Dear friends, in its April 2013 monthly edition, the MD Anderson Cancer Center Leukemia Insights Newsletter focusses on cellular therapies for advanced leukemias and summarizes the acting trials using them. I quote the introduction and mention one of the novel approaches.
"Citotoxic chemotherapy has been the mainstay of cancer treatment for half of a century. Dr. Emil Freireich and colleagues first reported dramatic responses in young children with acute lymphoblastic leukemia treated with a combination of methotrexate and 6-mercaptopurine in the late 1950s. The advent of hematopoietic stem-cell transplantation (HSCT) in the 1970s changed the treatment paradigm, introducing the concept of graft versus leukemia (GVL) effect and curing a fraction of patients. As our understanding of our immune system improves, we are learning to use components of the immune system in a more controlled and targeted fashion, and, by combining these components with traditional chemotherapy and transplant regimens, we will hopefully develop more tolerable and effective therapies, and ultimately more cures".

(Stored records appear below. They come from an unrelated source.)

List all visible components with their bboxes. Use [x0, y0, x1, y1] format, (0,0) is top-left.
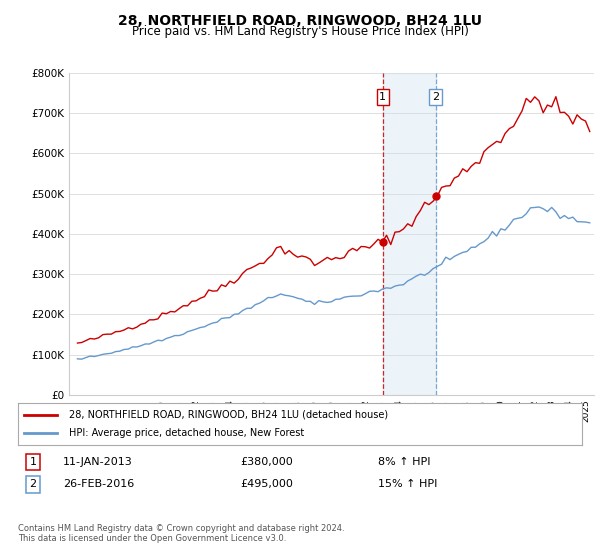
- Text: 28, NORTHFIELD ROAD, RINGWOOD, BH24 1LU: 28, NORTHFIELD ROAD, RINGWOOD, BH24 1LU: [118, 14, 482, 28]
- Text: 1: 1: [379, 92, 386, 102]
- Text: 2: 2: [432, 92, 439, 102]
- Text: 1: 1: [29, 457, 37, 467]
- Text: 26-FEB-2016: 26-FEB-2016: [63, 479, 134, 489]
- Text: £495,000: £495,000: [240, 479, 293, 489]
- Text: 8% ↑ HPI: 8% ↑ HPI: [378, 457, 431, 467]
- Text: Price paid vs. HM Land Registry's House Price Index (HPI): Price paid vs. HM Land Registry's House …: [131, 25, 469, 38]
- Text: Contains HM Land Registry data © Crown copyright and database right 2024.
This d: Contains HM Land Registry data © Crown c…: [18, 524, 344, 543]
- Bar: [383, 73, 436, 395]
- Text: 11-JAN-2013: 11-JAN-2013: [63, 457, 133, 467]
- Text: HPI: Average price, detached house, New Forest: HPI: Average price, detached house, New …: [69, 428, 304, 438]
- Text: 28, NORTHFIELD ROAD, RINGWOOD, BH24 1LU (detached house): 28, NORTHFIELD ROAD, RINGWOOD, BH24 1LU …: [69, 409, 388, 419]
- Text: 15% ↑ HPI: 15% ↑ HPI: [378, 479, 437, 489]
- Text: £380,000: £380,000: [240, 457, 293, 467]
- Text: 2: 2: [29, 479, 37, 489]
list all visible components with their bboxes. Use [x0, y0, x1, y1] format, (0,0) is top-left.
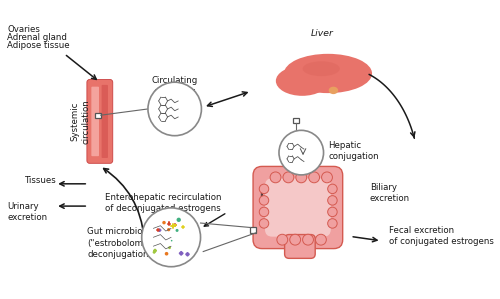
Polygon shape [186, 253, 190, 256]
Circle shape [328, 196, 337, 205]
Circle shape [167, 228, 170, 231]
Text: Adipose tissue: Adipose tissue [7, 41, 70, 50]
FancyBboxPatch shape [92, 87, 99, 156]
Ellipse shape [324, 61, 370, 87]
Ellipse shape [276, 66, 328, 96]
Bar [250, 228, 256, 233]
Circle shape [260, 184, 268, 194]
Polygon shape [180, 251, 183, 255]
Text: Intestinal
tract: Intestinal tract [259, 190, 299, 210]
Circle shape [328, 207, 337, 217]
FancyBboxPatch shape [265, 179, 330, 237]
FancyBboxPatch shape [102, 85, 108, 158]
Circle shape [328, 219, 337, 228]
Text: Enterohepatic recirculation
of deconjugated estrogens: Enterohepatic recirculation of deconjuga… [105, 193, 222, 213]
Circle shape [308, 172, 320, 183]
Circle shape [260, 196, 268, 205]
Polygon shape [153, 251, 155, 253]
Circle shape [176, 218, 181, 222]
Text: Tissues: Tissues [25, 176, 56, 185]
Circle shape [260, 207, 268, 217]
Ellipse shape [284, 54, 372, 93]
Circle shape [316, 234, 326, 245]
Circle shape [176, 229, 178, 232]
Text: Liver: Liver [311, 29, 334, 38]
Ellipse shape [328, 87, 338, 94]
FancyBboxPatch shape [253, 167, 342, 248]
Circle shape [279, 130, 324, 175]
Circle shape [171, 240, 172, 242]
Circle shape [148, 82, 202, 136]
Circle shape [296, 172, 306, 183]
Circle shape [328, 184, 337, 194]
Circle shape [260, 219, 268, 228]
Circle shape [290, 234, 300, 245]
Text: Adrenal gland: Adrenal gland [7, 33, 67, 42]
Circle shape [142, 208, 201, 267]
Text: Fecal excretion
of conjugated estrogens: Fecal excretion of conjugated estrogens [388, 226, 494, 246]
Bar [293, 118, 298, 123]
Circle shape [322, 172, 332, 183]
Text: Biliary
excretion: Biliary excretion [370, 183, 410, 203]
Circle shape [162, 221, 166, 224]
Polygon shape [154, 249, 156, 252]
Text: Systemic
circulation: Systemic circulation [70, 99, 90, 144]
Circle shape [270, 172, 281, 183]
Circle shape [302, 234, 314, 245]
Bar [96, 112, 100, 118]
Text: Gut microbiome
("estrobolome")
deconjugation: Gut microbiome ("estrobolome") deconjuga… [88, 228, 156, 259]
Text: Urinary
excretion: Urinary excretion [7, 202, 48, 222]
Polygon shape [158, 229, 161, 231]
Text: Circulating
estrogens: Circulating estrogens [152, 76, 198, 96]
Circle shape [277, 234, 287, 245]
Circle shape [164, 252, 168, 256]
Ellipse shape [302, 61, 340, 76]
Polygon shape [168, 247, 170, 249]
FancyBboxPatch shape [87, 80, 113, 163]
Text: Ovaries: Ovaries [7, 25, 40, 34]
Circle shape [283, 172, 294, 183]
Text: Hepatic
conjugation: Hepatic conjugation [328, 141, 378, 161]
FancyBboxPatch shape [284, 234, 315, 258]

"Chimeric antigen receptor (CAR) technology to genetically modify T cells and natural killer (NK) cells is a promising form of cell-based immunotherapies".

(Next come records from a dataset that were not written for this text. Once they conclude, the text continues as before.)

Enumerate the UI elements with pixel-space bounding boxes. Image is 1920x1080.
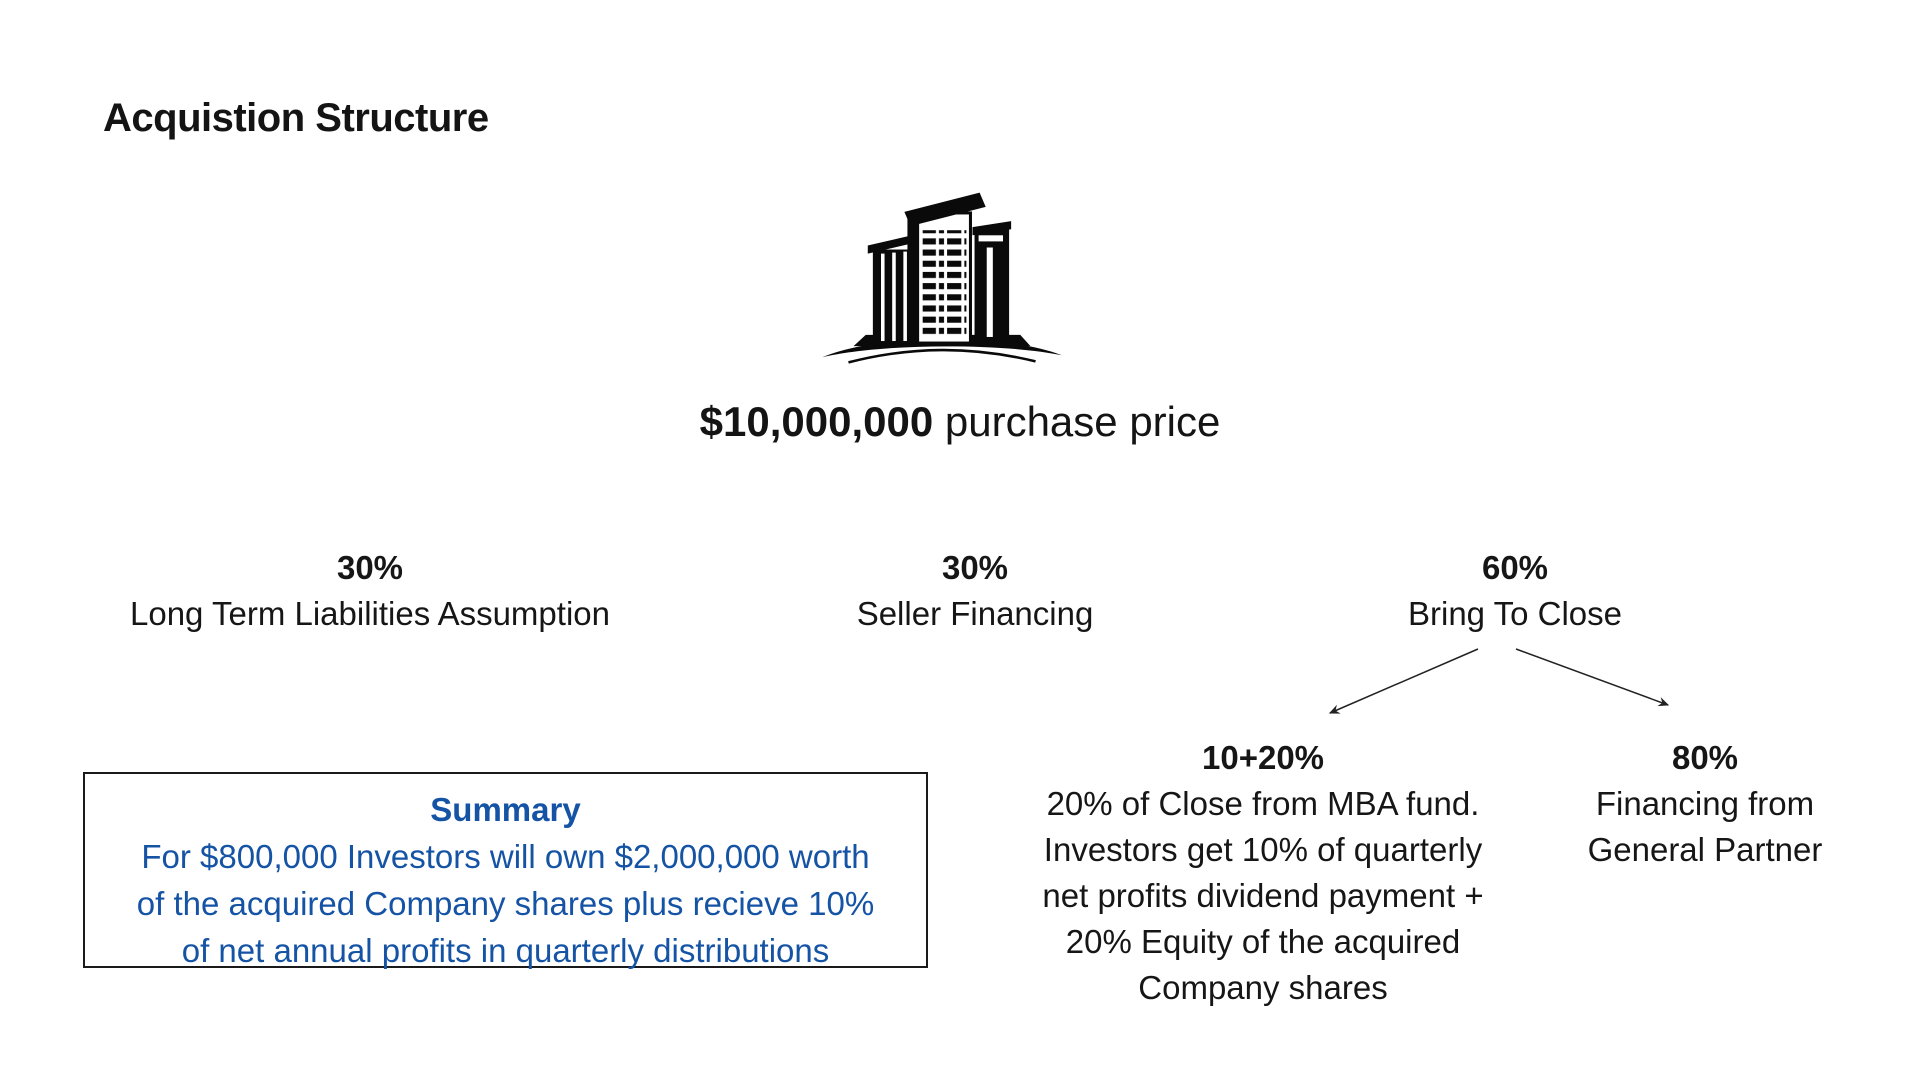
sub-branch-percent: 10+20% — [1201, 739, 1325, 776]
sub-branch-label: 20% of Close from MBA fund. Investors ge… — [1042, 785, 1484, 1006]
summary-box: Summary For $800,000 Investors will own … — [83, 772, 928, 969]
branch-seller-financing: 30% Seller Financing — [675, 545, 1275, 637]
purchase-price-label: purchase price — [933, 398, 1221, 445]
branch-percent: 30% — [941, 549, 1009, 586]
arrow-left — [1328, 648, 1479, 714]
purchase-price: $10,000,000 purchase price — [0, 398, 1920, 446]
branch-label: Seller Financing — [856, 595, 1094, 632]
summary-title: Summary — [430, 791, 581, 828]
branch-long-term-liabilities: 30% Long Term Liabilities Assumption — [70, 545, 670, 637]
branch-label: Long Term Liabilities Assumption — [130, 595, 610, 632]
page-title: Acquistion Structure — [103, 96, 489, 140]
branch-label: Bring To Close — [1407, 595, 1622, 632]
buildings-icon — [820, 182, 1064, 374]
purchase-price-amount: $10,000,000 — [699, 398, 934, 445]
arrow-right — [1515, 648, 1670, 707]
branch-percent: 30% — [336, 549, 404, 586]
sub-branch-general-partner: 80% Financing from General Partner — [1555, 735, 1855, 873]
sub-branch-percent: 80% — [1671, 739, 1739, 776]
sub-branch-label: Financing from General Partner — [1587, 785, 1823, 868]
summary-body: For $800,000 Investors will own $2,000,0… — [136, 838, 875, 969]
sub-branch-mba-fund: 10+20% 20% of Close from MBA fund. Inves… — [1013, 735, 1513, 1011]
branch-percent: 60% — [1481, 549, 1549, 586]
branch-bring-to-close: 60% Bring To Close — [1215, 545, 1815, 637]
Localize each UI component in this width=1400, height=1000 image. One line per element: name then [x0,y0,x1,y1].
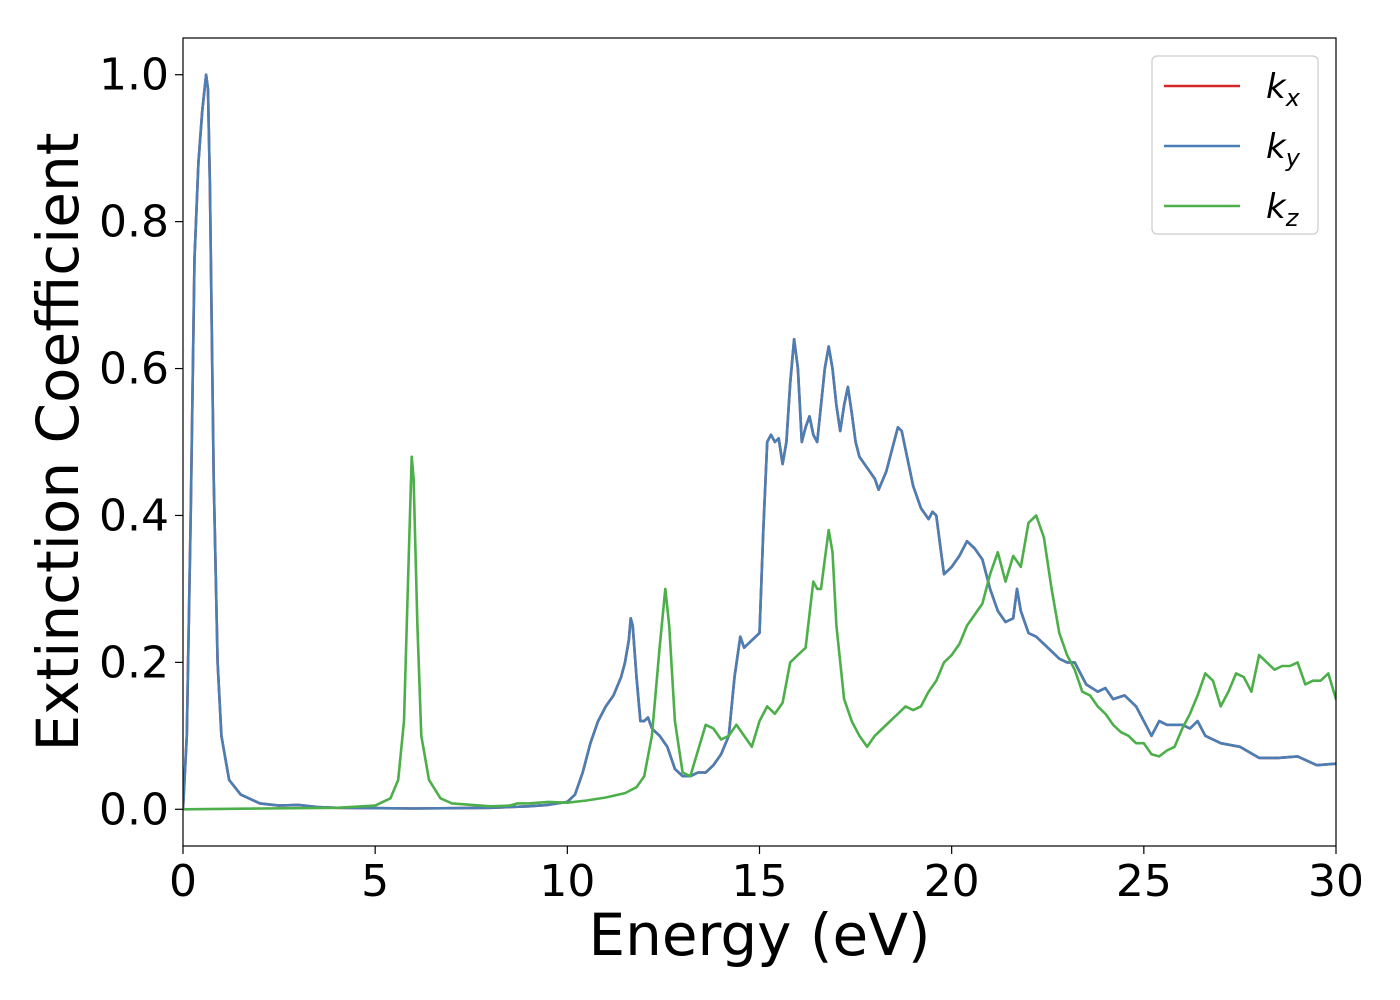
y-axis-label: Extinction Coefficient [24,133,92,752]
x-tick-label: 5 [361,856,389,907]
x-tick-label: 20 [924,856,980,907]
y-tick-label: 0.6 [99,344,169,395]
legend: kx ky kz [1151,55,1319,235]
x-tick-label: 25 [1116,856,1172,907]
y-tick-label: 1.0 [99,50,169,101]
series-line-y [183,73,1336,811]
y-tick-label: 0.8 [99,197,169,248]
x-tick-label: 10 [539,856,595,907]
legend-label-z: kz [1266,187,1300,232]
y-tick-label: 0.2 [99,637,169,688]
x-tick-label: 15 [732,856,788,907]
x-axis-ticks: 0 5 10 15 20 25 30 [169,846,1364,907]
series-line-z [183,455,1336,811]
y-tick-label: 0.4 [99,490,169,541]
series-layer [183,73,1336,811]
y-axis-ticks: 0.0 0.2 0.4 0.6 0.8 1.0 [99,50,183,835]
x-tick-label: 30 [1308,856,1364,907]
legend-label-y: ky [1266,127,1301,172]
x-axis-label: Energy (eV) [588,901,930,969]
y-tick-label: 0.0 [99,784,169,835]
legend-label-x: kx [1266,67,1301,112]
x-tick-label: 0 [169,856,197,907]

"The ability to instill tumor-specific responses in vivo is being supplemented by an ability to derive desired cell-based immune responses ex vivo for their subsequent administration. Clinical-grade T cells and NK cells can be activated, manipulated, and propagated in compliance with current good manufacturing process from peripheral blood (PB) and then infused after HSCT or in lieu of HSCT after chemotherapy".
"In an exciting new form of immune-based therapy, patients with advanced acute and chronic leukemias have benefited from infusions of T cells genetically modified to target their underlying cancers".
As you can see, the future of our cancer patients, including those with advanced disease, is very promissing.